Live performances by these two heavyweights of the World Serpent roster are frustratingly rare these days, in the UK at least, so the appearance of this batch of concert documents is to be welcomed. The Current 93 double CD was recorded at two concerts in New York in 1996, and sees an extended line-up of the group perform many songs from the back catalogue, including some rarely heard live. These concerts were clearly major events; the performances are lyrical and passionate, and the audiences respond with unbridled enthusiasm.
It’s strange how such simple songs can express so much. “The Blue Gates of Death” consists of nothing more than a voice, a simple strummed guitar figure and la-la backing vocals, yet it evokes unfathomable depths of anguish and sorrow. Elsewhere, restrained touches of violin and woodwind add colour and heighten the elegiac tone. A triad of nocturnes from the bleak Of Ruine Or Some Blazing Starre album is followed on the first disc by the exquisitely lilting A Sadness Song, and on the second by the manic pirouette of “Oh Coal Black Smith”.

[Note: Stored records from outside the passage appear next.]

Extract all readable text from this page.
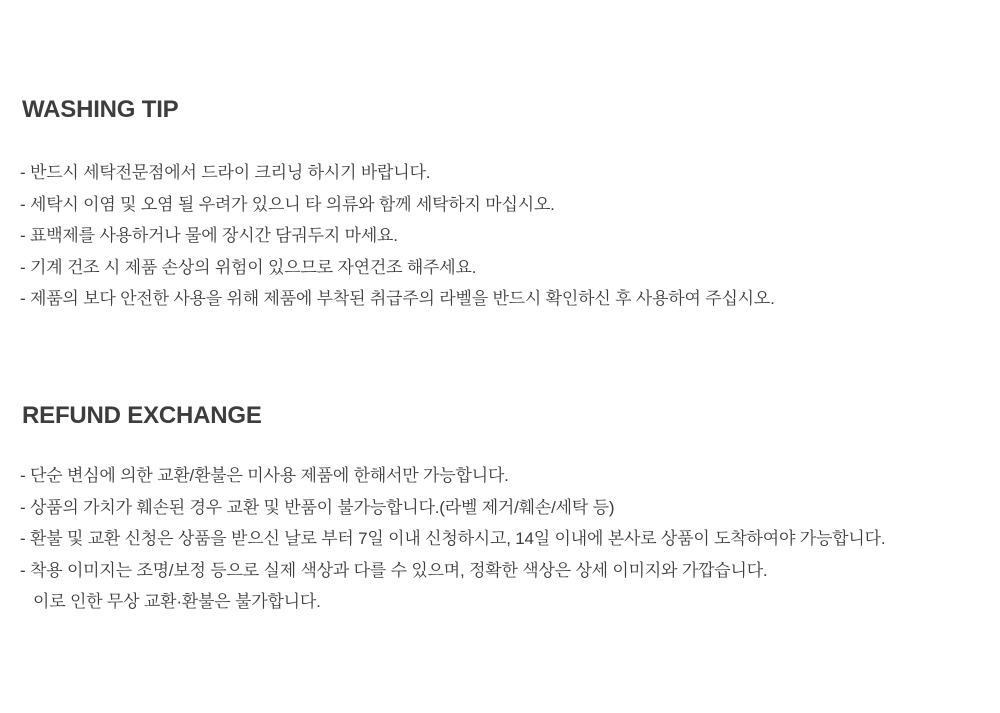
WASHING TIP

- 반드시 세탁전문점에서 드라이 크리닝 하시기 바랍니다.

- 세탁시 이염 및 오염 될 우려가 있으니 타 의류와 함께 세탁하지 마십시오.

- 표백제를 사용하거나 물에 장시간 담궈두지 마세요.

- 기계 건조 시 제품 손상의 위험이 있으므로 자연건조 해주세요.

- 제품의 보다 안전한 사용을 위해 제품에 부착된 취급주의 라벨을 반드시 확인하신 후 사용하여 주십시오.

REFUND EXCHANGE

- 단순 변심에 의한 교환/환불은 미사용 제품에 한해서만 가능합니다.

- 상품의 가치가 훼손된 경우 교환 및 반품이 불가능합니다.(라벨 제거/훼손/세탁 등)

- 환불 및 교환 신청은 상품을 받으신 날로 부터 7일 이내 신청하시고, 14일 이내에 본사로 상품이 도착하여야 가능합니다.

- 착용 이미지는 조명/보정 등으로 실제 색상과 다를 수 있으며, 정확한 색상은 상세 이미지와 가깝습니다.

이로 인한 무상 교환·환불은 불가합니다.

Central to all of this is David Tibet’s remarkable voice, in which he delivers his mystical texts in tones ranging from the purest caress to the most fevered howl: an insidious, discomforting encroachment.
Tibet’s one-time ally Douglas P. has released Heilige!, his first peek over the parapet since being expelled from World Serpent. The military metaphor is appropriate, since Death in June seem to be abandoning their formerly ambivalent aesthetic in favour of an ever less equivocal stance. Unusually, Pearce appears unmasked on the front cover, sporting a soldier’s helmet and brandishing a wineglass engraved with the Totenkopf symbol. The inside picture has him wearing a gasmask and holding the wineglass waggishly aloft, toasting the album’s dedicatees: “to all those who fight in isolation.” It’s an empty slogan and a faintly ridiculous image, far removed from the seductive anonymity of earlier DIJ cover art.
A statement posted on the World Serpent website gave their side of the story: that the split was mostly over business conflicts, but that “there were also personal reasons, including political reasons.” The exact nature of these reasons is likely to remain a mystery, but World Serpent could with equal justification have cited musical reasons. Heilige!, a recording of a concert in Melbourne last year, is sadly lacking in imagination and creativity. Pearce and his cohorts Albin Julius and John Murphy appear content to trot out perfunctory readings of acoustic-based material, with barely a pause as one indifferently delivered ballad follows another.
The noisier, more martial pieces fare somewhat better. The massed percussive attack is still impressive, and the sound samples rich and evocative; but they are interspersed with insipid orchestral flourishes and Pearce’s doggedly artless phrasing. As the inevitable, over-familiar and quite possibly offensive “C’est Un Rêve” closes proceedings, the overall impression is one of stagnation and routine.